Dass allerdings auch Arbeitgeber durchaus positiv auf die Arbeitswelt 4.0 schauen, zeigt der Puls-Check von Campusjäger: Mehr als zwei Drittel der Befragten rechnen sich gute Chancen auf dem künftigen Arbeitsmarkt aus.

 

Chancen auf dem Arbeitsmarkt der Zukunft

Chancen auf dem Arbeitsmarkt der Zukunft

 

Technische Berufe bleiben bestehen

Der Einsatz neuester Technologien erhöht den Bedarf an qualifizierten Fachkräften. Gefragt sind jetzt vor allem Mitarbeiter, die die komplexe Vernetzung der gesamten Produktion verstehen, überwachen und steuern. Für Arbeitnehmer ist es besonders wichtig, sich Kenntnisse anzueignen, die über die eigene Fachdisziplin hinaus reichen – also beispielsweise als Ingenieur auch programmieren zu können.

 

Jobs mit Erfolgsaussicht

Gute Karrierechancen werden auf dem künftigen Arbeitsmarkt vor allem Berufe haben, deren Anforderungsprofil an die Grenzen der Fähigkeiten von Maschinen stößt.
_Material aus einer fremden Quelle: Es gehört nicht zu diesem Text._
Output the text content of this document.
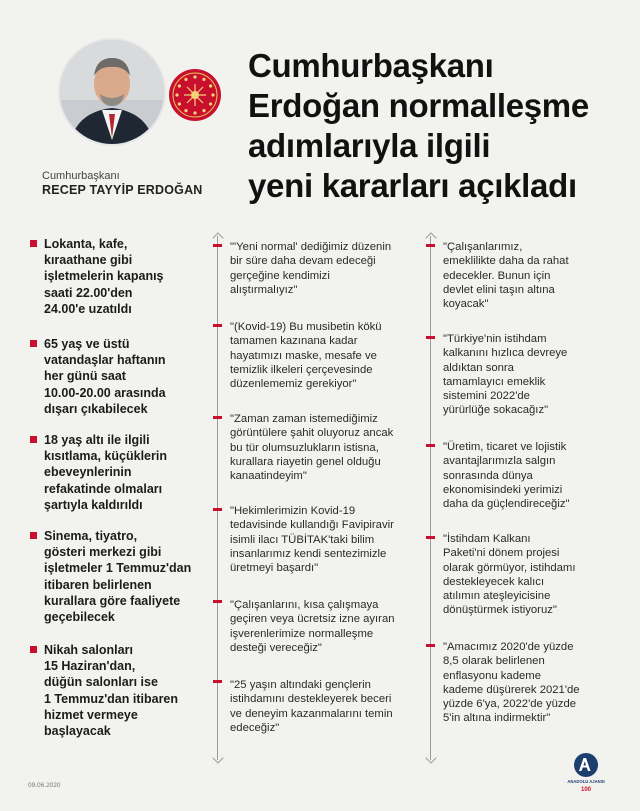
Cumhurbaşkanı
RECEP TAYYİP ERDOĞAN
Cumhurbaşkanı
Erdoğan normalleşme
adımlarıyla ilgili
yeni kararları açıkladı
Lokanta, kafe,
kıraathane gibi
işletmelerin kapanış
saati 22.00'den
24.00'e uzatıldı
65 yaş ve üstü
vatandaşlar haftanın
her günü saat
10.00-20.00 arasında
dışarı çıkabilecek
18 yaş altı ile ilgili
kısıtlama, küçüklerin
ebeveynlerinin
refakatinde olmaları
şartıyla kaldırıldı
Sinema, tiyatro,
gösteri merkezi gibi
işletmeler 1 Temmuz'dan
itibaren belirlenen
kurallara göre faaliyete
geçebilecek
Nikah salonları
15 Haziran'dan,
düğün salonları ise
1 Temmuz'dan itibaren
hizmet vermeye
başlayacak
"'Yeni normal' dediğimiz düzenin
bir süre daha devam edeceği
gerçeğine kendimizi
alıştırmalıyız"
"(Kovid-19) Bu musibetin kökü
tamamen kazınana kadar
hayatımızı maske, mesafe ve
temizlik ilkeleri çerçevesinde
düzenlememiz gerekiyor"
"Zaman zaman istemediğimiz
görüntülere şahit oluyoruz ancak
bu tür olumsuzlukların istisna,
kurallara riayetin genel olduğu
kanaatindeyim"
"Hekimlerimizin Kovid-19
tedavisinde kullandığı Favipiravir
isimli ilacı TÜBİTAK'taki bilim
insanlarımız kendi sentezimizle
üretmeyi başardı"
"Çalışanlarını, kısa çalışmaya
geçiren veya ücretsiz izne ayıran
işverenlerimize normalleşme
desteği vereceğiz"
"25 yaşın altındaki gençlerin
istihdamını destekleyerek beceri
ve deneyim kazanmalarını temin
edeceğiz"
"Çalışanlarımız,
emeklilikte daha da rahat
edecekler. Bunun için
devlet elini taşın altına
koyacak"
"Türkiye'nin istihdam
kalkanını hızlıca devreye
aldıktan sonra
tamamlayıcı emeklik
sistemini 2022'de
yürürlüğe sokacağız"
"Üretim, ticaret ve lojistik
avantajlarımızla salgın
sonrasında dünya
ekonomisindeki yerimizi
daha da güçlendireceğiz"
"İstihdam Kalkanı
Paketi'ni dönem projesi
olarak görmüyor, istihdamı
destekleyecek kalıcı
atılımın ateşleyicisine
dönüştürmek istiyoruz"
"Amacımız 2020'de yüzde
8,5 olarak belirlenen
enflasyonu kademe
kademe düşürerek 2021'de
yüzde 6'ya, 2022'de yüzde
5'in altına indirmektir"
09.06.2020
ANADOLU AJANSI
100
Laut Prognosen der beiden Wissenschaftler Carl Benedict Frey und Michael Osbourne werden das künftig vor allem kreative Berufe wie Schriftsteller oder Schauspieler und soziale und wissenschaftliche Tätigkeiten sein. Denn diese sind zumindest nach dem bisherigen Stand der Technik schwer automatisierbar.

 

Kompetenzprofile ändern sich

Industrie 4.0 und Digitalisierungen verlangen Arbeitnehmern einiges ab. Industrie 4.0 und Digitalisierung bringen Wandel – und dieser Wandel verändert die Anforderungen am Arbeitsmarkt. Traditionelle Berufsbilder sterben aus und der Einsatz digitaler Technologien bringt regelmäßig neue hervor. Das verändert in Zukunft benötigte Kompetenzprofile. Die digitale Vernetzung der Arbeitswelt macht auch in Berufen, die auf den ersten Blick nicht unbedingt etwas mit Technik zu tun haben, ein umfassendes Verständnis der technischen Abläufe im Unternehmen essentiell.

Auch die Mehrheit der Befragten des Puls-Checks halten technische und informatische Kenntnisse für die Quintessenz künftiger Karrieren.

 

Was sind die Kernkompetenzen auf dem Arbeitsmarkt der Zukunft?

Was sind die Kernkompetenzen auf dem Arbeitsmarkt der Zukunft?

 

Weshalb Soft-Skills immer wichtiger werden

Ein großes Stichwort des neuen Arbeitens ist lebenslanges Lernen. Erfolg hat nur derjenige, der schnell und flexibel auf Veränderungen reagiert. Sich aus eigenem Antrieb weiterzubilden und neue fachliche Kenntnisse anzueignen erfordert Motivation und Leistungsbereitschaft.

Die Teilnehmer des Puls-Checks sehen Leistungsbereitschaft als drittwichtigste Kompetenz der künftigen Arbeitswelt. Die Arbeitswelt 4.0 ist so flexibel wie nie. Arbeitsformen wie Selbstständigkeit, Home-Office und Co-working-Spaces wirken streng gekoppelten Arbeitsverhältnissen entgegen. Das Verschwimmen der Grenze zwischen Arbeit und Freizeit erfordert von Arbeitnehmern die Fähigkeit, Aufgaben selbst planen und managen zu können. Zudem müssen wir Fähigkeiten ausbilden, die Maschinen an ihre Grenzen stoßen lässt. Zumindest nach aktuellem Stand der Technik sind das insbesondere Empathie und weitere soziale Kompetenzen.

 

Wissen ist Macht

Wichtig ist, die Augen nicht vor den Veränderungen der künftigen Arbeitswelt zu verschließen, sondern sich kontinuierlich über die eigene Fachdisziplin hinaus weiterzubilden. Der Meinung sind auch die Teilnehmer des Campusjäger Puls-Checks. Ganze 43 Prozent, wollen sich künftig innerhalb ihres Kompetenzbereichs weiterbilden, um gute Chancen in der Arbeitswelt zu haben.

Wer sich intensiver mit Industrie 4.0 und Digitalisierung auseinandersetzen möchte, den bringen Fachvorträge und Workshops, sowohl online als auch offline, näher an das Thema heran. Studenten, die nicht nur Informationen einholen, sondern auch Wissen austauschen und sich Praxiserfahrung aneignen möchten, sind in studentisch organisierten Hochschulgruppen zu diesem Thema gut aufgehoben. Studenten wird die Möglichkeit geboten, angelerntes Wissen mit aktuellen Entwicklungen der Industrie zu verbinden und zu erweitern.